Не касаются. Вообще плевать хотел. Что влево, что вправо. Только вперёд неудобно, можно и в ботинок попасть. Да и кто ж себе под ноги плюёт? Некто, в общем-то, был толковым малым, только бессмысленным. То есть форменным образом каждый на его хаотичном пути, то есть ни тебе разметки, ни отбойников, ни даже хоть какого-нибудь завалящего дэпээсника в кустах, – всё дела сердечные, воспалительные, громокипящие, – каждый задавался вопросом: зачем? И уходил, обидевшись, без ответа. Потому что ответа всегда надо было еще дотерпеться. Разобьёшься ты, хаотичный, рано или поздно вдребезги и разлетишься по серому небу пророчащими воронами. Сто лет как с хвоста.

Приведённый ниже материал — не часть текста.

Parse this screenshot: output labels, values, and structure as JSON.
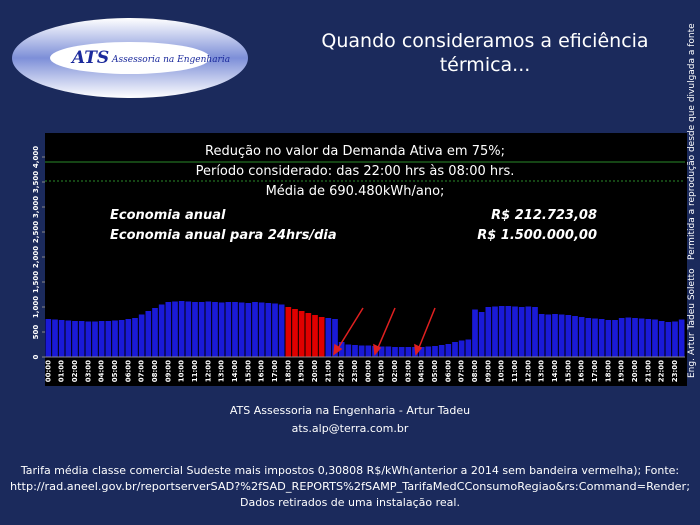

В универмаге отстоявший очередь диссит юную продавщицу за пакеты и дисконтную карту, жуёт матерное, соблюдая цензуру, качает торсом, дескать на пальцах, всё как есть. Продавщица вытягивает длинный чек с фиолетовой благодарностью за покупку, приходи еще, милый, устроим настоящую бойню, отделаем друг друга в фарш за сто двадцать по скидке, потроха по полу, кетчуп по стенам, всё такое. А потом ты возьмешь меня на прилавке, пробьёшь как следует на кассе, но на карте будет недостаточно средств, и весь красный от стыда, ты выдавишь извините и пойдёшь в свою панельку, не поднимая головы. А я догоню тебя и угощу яблоком. Впрочем, мне вообще фиолетово.
Девушка, девушка, лучше выдайте мне вина и хлеба. Дайте мне крови напиться, дайте мне вашего тела. Некто смотрит на вас, не оставляя надежды, нецелованный, кусает губы, расцарапывает грудь. Так-то так-то, молодой человек, – говорит девушка. Спасибо, до свиданья, – говорит Некто и утирает окровавленное. Вернуться ли в свою келью с потолком белым, как саван, или дойти пёхом до самого моря Байкала, холодного и кристального, что душа твоя, все как есть рассказать, запивая слезы водкой, – не отличить, как ни старайся – и то, и то – обжигает. А по утру встать от стыда взъерошенным, промёрзшим на обточенных камнях, вздохнуть и повернуть обратно, в тьму-таракань, в тридевятое царство, затерянное где-то в поволжском междуречье, между крестами и полумесяцами, между пчелиными ульями и кабаньими тропами, плачут березы, медведи лакомятся ежевикой, а Некто все идёт и идёт, поёт себе про Катюшу, жмурится от табачного дыма. Вправду ли слово сказывается или так ради трёпа ляпнуто? Наговорено с три короба, а сделано – в наперстке потеряешь. Потому и тянется Некто к большой воде, подобно первым стоит, засучив штанины, но рыбы не ловит. И чужие грехи простив, свои не забыл. Касательно же свиданий – ровно в десять по мск, как Ромео и Джульета, – убьёмся на балкончике чем-нибудь и будем вылизывать раны.